It’s Always Sunny Inside a Generative AI Conference
Tracy Jackson, who runs a blog called Amateur Marketing, stood in line in front of us. I asked him the same question, will AI chatbots take over our jobs. “Never say never,” he said. “It still needs guidance, but never say never.” Before he started using the AI chatbot, it took him two days to write a blog post. Now it takes two hours, he said. (That is, if the Wi-Fi worked well; the love poems we all had to wait in line were suddenly no longer an option, due to a poor internet connection.)
I returned to the stage just in time to hear a group of CEOs, led by venture capitalist Sameer Dholakia, ponder how this new era of AI will reshape business. Emad Mostaque, CEO of Stable AINote that his company text to image model from taking 5.6 seconds to create one AI image last August to now generating 40 AI images per second. “These models are really not highly optimized,” says Mostaque. “We’re just getting started.” After the workshop, Anya Singh, who has worked on search products at Google for almost 16 years, eagerly showed me the website of the company she invested in called NeuroPixel.ai. It creates synthetic, realistic images of human clothing patterns for $1 a time. Another company Singh is involved with, REImagine Home, collects photos of your sophisticated home space and creates AI-generated luxury décor.
Singh told me, “I’ve been trying to use the internet to decorate my house since September and it’s really broken. She is creating vision boards and designing the rooms piece by piece. The estimated cost is in the thousands of dollars per room, and the designs still “didn’t fit the whole house or my budget or requirements.” Singh says REImagine Home doesn’t solve all of those problems, but it does remove some of the barriers. “I like to think this is making inefficient systems better.”
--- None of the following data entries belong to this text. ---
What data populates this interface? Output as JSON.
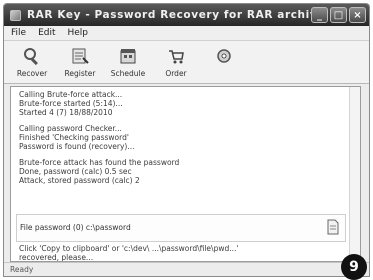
{
  "window": {
    "title": "RAR Key - Password Recovery for RAR archives",
    "minimize_glyph": "_",
    "maximize_glyph": "□",
    "close_glyph": "×"
  },
  "menu": {
    "items": [
      "File",
      "Edit",
      "Help"
    ]
  },
  "toolbar": {
    "items": [
      {
        "label": "Recover",
        "icon": "recover-icon"
      },
      {
        "label": "Register",
        "icon": "register-icon"
      },
      {
        "label": "Schedule",
        "icon": "schedule-icon"
      },
      {
        "label": "Order",
        "icon": "order-icon"
      },
      {
        "label": "",
        "icon": "settings-icon"
      }
    ]
  },
  "log": {
    "lines": [
      "Calling Brute-force attack...",
      "Brute-force started (5:14)...",
      "Started 4 (7) 18/88/2010",
      "",
      "Calling password Checker...",
      "Finished 'Checking password'",
      "Password is found (recovery)...",
      "",
      "Brute-force attack has found the password",
      "Done, password (calc) 0.5 sec",
      "Attack, stored password (calc) 2"
    ],
    "password_found": "File password (0) c:\\password",
    "tail_lines": [
      "Click 'Copy to clipboard' or 'c:\\dev\\ ...\\password\\file\\pwd...'",
      "recovered, please..."
    ]
  },
  "status": {
    "text": "Ready"
  },
  "badge": {
    "number": "9"
  }
}
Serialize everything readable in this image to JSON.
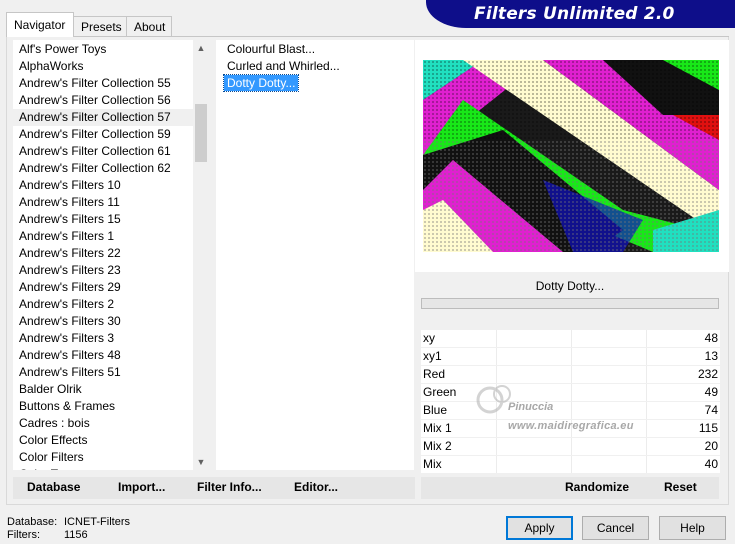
{
  "banner": {
    "title": "Filters Unlimited 2.0"
  },
  "tabs": [
    {
      "label": "Navigator",
      "active": true
    },
    {
      "label": "Presets",
      "active": false
    },
    {
      "label": "About",
      "active": false
    }
  ],
  "categories": [
    "Alf's Power Toys",
    "AlphaWorks",
    "Andrew's Filter Collection 55",
    "Andrew's Filter Collection 56",
    "Andrew's Filter Collection 57",
    "Andrew's Filter Collection 59",
    "Andrew's Filter Collection 61",
    "Andrew's Filter Collection 62",
    "Andrew's Filters 10",
    "Andrew's Filters 11",
    "Andrew's Filters 15",
    "Andrew's Filters 1",
    "Andrew's Filters 22",
    "Andrew's Filters 23",
    "Andrew's Filters 29",
    "Andrew's Filters 2",
    "Andrew's Filters 30",
    "Andrew's Filters 3",
    "Andrew's Filters 48",
    "Andrew's Filters 51",
    "Balder Olrik",
    "Buttons & Frames",
    "Cadres : bois",
    "Color Effects",
    "Color Filters",
    "Color Ton..."
  ],
  "selected_category": "Andrew's Filter Collection 57",
  "filters": [
    "Colourful Blast...",
    "Curled and Whirled...",
    "Dotty Dotty..."
  ],
  "selected_filter": "Dotty Dotty...",
  "preview": {
    "filter_name": "Dotty Dotty..."
  },
  "params": [
    {
      "name": "xy",
      "value": "48"
    },
    {
      "name": "xy1",
      "value": "13"
    },
    {
      "name": "Red",
      "value": "232"
    },
    {
      "name": "Green",
      "value": "49"
    },
    {
      "name": "Blue",
      "value": "74"
    },
    {
      "name": "Mix 1",
      "value": "115"
    },
    {
      "name": "Mix 2",
      "value": "20"
    },
    {
      "name": "Mix",
      "value": "40"
    }
  ],
  "watermark": {
    "name": "Pinuccia",
    "url": "www.maidiregrafica.eu"
  },
  "toolbar": {
    "database": "Database",
    "import": "Import...",
    "filter_info": "Filter Info...",
    "editor": "Editor...",
    "randomize": "Randomize",
    "reset": "Reset"
  },
  "footer": {
    "database_label": "Database:",
    "database_value": "ICNET-Filters",
    "filters_label": "Filters:",
    "filters_value": "1156",
    "apply": "Apply",
    "cancel": "Cancel",
    "help": "Help"
  },
  "colors": {
    "accent": "#0078d7",
    "selection": "#3399ff",
    "banner": "#0e0e8a"
  },
  "icons": {
    "scroll_up": "chevron-up-icon",
    "scroll_down": "chevron-down-icon"
  }
}
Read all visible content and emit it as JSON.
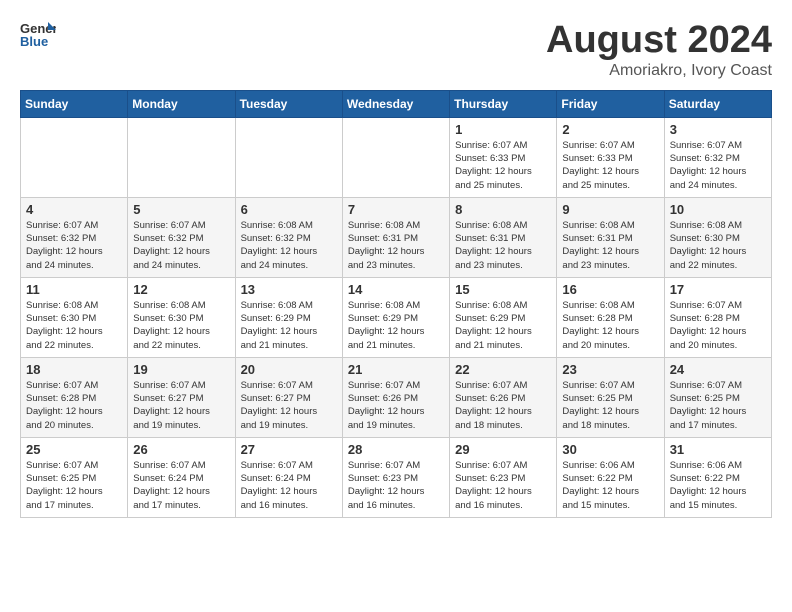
{
  "header": {
    "logo_line1": "General",
    "logo_line2": "Blue",
    "title": "August 2024",
    "subtitle": "Amoriakro, Ivory Coast"
  },
  "days_of_week": [
    "Sunday",
    "Monday",
    "Tuesday",
    "Wednesday",
    "Thursday",
    "Friday",
    "Saturday"
  ],
  "weeks": [
    [
      {
        "day": "",
        "info": ""
      },
      {
        "day": "",
        "info": ""
      },
      {
        "day": "",
        "info": ""
      },
      {
        "day": "",
        "info": ""
      },
      {
        "day": "1",
        "info": "Sunrise: 6:07 AM\nSunset: 6:33 PM\nDaylight: 12 hours\nand 25 minutes."
      },
      {
        "day": "2",
        "info": "Sunrise: 6:07 AM\nSunset: 6:33 PM\nDaylight: 12 hours\nand 25 minutes."
      },
      {
        "day": "3",
        "info": "Sunrise: 6:07 AM\nSunset: 6:32 PM\nDaylight: 12 hours\nand 24 minutes."
      }
    ],
    [
      {
        "day": "4",
        "info": "Sunrise: 6:07 AM\nSunset: 6:32 PM\nDaylight: 12 hours\nand 24 minutes."
      },
      {
        "day": "5",
        "info": "Sunrise: 6:07 AM\nSunset: 6:32 PM\nDaylight: 12 hours\nand 24 minutes."
      },
      {
        "day": "6",
        "info": "Sunrise: 6:08 AM\nSunset: 6:32 PM\nDaylight: 12 hours\nand 24 minutes."
      },
      {
        "day": "7",
        "info": "Sunrise: 6:08 AM\nSunset: 6:31 PM\nDaylight: 12 hours\nand 23 minutes."
      },
      {
        "day": "8",
        "info": "Sunrise: 6:08 AM\nSunset: 6:31 PM\nDaylight: 12 hours\nand 23 minutes."
      },
      {
        "day": "9",
        "info": "Sunrise: 6:08 AM\nSunset: 6:31 PM\nDaylight: 12 hours\nand 23 minutes."
      },
      {
        "day": "10",
        "info": "Sunrise: 6:08 AM\nSunset: 6:30 PM\nDaylight: 12 hours\nand 22 minutes."
      }
    ],
    [
      {
        "day": "11",
        "info": "Sunrise: 6:08 AM\nSunset: 6:30 PM\nDaylight: 12 hours\nand 22 minutes."
      },
      {
        "day": "12",
        "info": "Sunrise: 6:08 AM\nSunset: 6:30 PM\nDaylight: 12 hours\nand 22 minutes."
      },
      {
        "day": "13",
        "info": "Sunrise: 6:08 AM\nSunset: 6:29 PM\nDaylight: 12 hours\nand 21 minutes."
      },
      {
        "day": "14",
        "info": "Sunrise: 6:08 AM\nSunset: 6:29 PM\nDaylight: 12 hours\nand 21 minutes."
      },
      {
        "day": "15",
        "info": "Sunrise: 6:08 AM\nSunset: 6:29 PM\nDaylight: 12 hours\nand 21 minutes."
      },
      {
        "day": "16",
        "info": "Sunrise: 6:08 AM\nSunset: 6:28 PM\nDaylight: 12 hours\nand 20 minutes."
      },
      {
        "day": "17",
        "info": "Sunrise: 6:07 AM\nSunset: 6:28 PM\nDaylight: 12 hours\nand 20 minutes."
      }
    ],
    [
      {
        "day": "18",
        "info": "Sunrise: 6:07 AM\nSunset: 6:28 PM\nDaylight: 12 hours\nand 20 minutes."
      },
      {
        "day": "19",
        "info": "Sunrise: 6:07 AM\nSunset: 6:27 PM\nDaylight: 12 hours\nand 19 minutes."
      },
      {
        "day": "20",
        "info": "Sunrise: 6:07 AM\nSunset: 6:27 PM\nDaylight: 12 hours\nand 19 minutes."
      },
      {
        "day": "21",
        "info": "Sunrise: 6:07 AM\nSunset: 6:26 PM\nDaylight: 12 hours\nand 19 minutes."
      },
      {
        "day": "22",
        "info": "Sunrise: 6:07 AM\nSunset: 6:26 PM\nDaylight: 12 hours\nand 18 minutes."
      },
      {
        "day": "23",
        "info": "Sunrise: 6:07 AM\nSunset: 6:25 PM\nDaylight: 12 hours\nand 18 minutes."
      },
      {
        "day": "24",
        "info": "Sunrise: 6:07 AM\nSunset: 6:25 PM\nDaylight: 12 hours\nand 17 minutes."
      }
    ],
    [
      {
        "day": "25",
        "info": "Sunrise: 6:07 AM\nSunset: 6:25 PM\nDaylight: 12 hours\nand 17 minutes."
      },
      {
        "day": "26",
        "info": "Sunrise: 6:07 AM\nSunset: 6:24 PM\nDaylight: 12 hours\nand 17 minutes."
      },
      {
        "day": "27",
        "info": "Sunrise: 6:07 AM\nSunset: 6:24 PM\nDaylight: 12 hours\nand 16 minutes."
      },
      {
        "day": "28",
        "info": "Sunrise: 6:07 AM\nSunset: 6:23 PM\nDaylight: 12 hours\nand 16 minutes."
      },
      {
        "day": "29",
        "info": "Sunrise: 6:07 AM\nSunset: 6:23 PM\nDaylight: 12 hours\nand 16 minutes."
      },
      {
        "day": "30",
        "info": "Sunrise: 6:06 AM\nSunset: 6:22 PM\nDaylight: 12 hours\nand 15 minutes."
      },
      {
        "day": "31",
        "info": "Sunrise: 6:06 AM\nSunset: 6:22 PM\nDaylight: 12 hours\nand 15 minutes."
      }
    ]
  ]
}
It’s enough to make any graphic artist, fit model or interior designer shudder. Or is it? Kevin Roose, one The New York Times The columnist at the GenAI event, said that FOLO, the looming fear of obsolescence, has clouded our shared vision of an AI-filled future. Extremely social or experiential or manual jobs will still require human contact. Humans are safe. Of course, Roose said this, quite confidently, two days ago Microsoft’s New AI Chatbot Tells Roose it wants to be alive, insists it loves him, and spits out a list of hypothetical destructive fantasies.
Jordan Harrod, an AI educator and doctoral candidate at MIT, told the GenAI audience, “Ultimately, when it comes to how we fit into the equation, the answer is just human connection. The human element is extremely important.” To emphasize this, Harrod called for an AI-generated graphic image of two people holding hands, with the words “Human Connection” to the left of it. The macabre image shows four wrists, two hands and at least 12 fingers between them. It was jarring. It’s also reassuring, if only for a moment.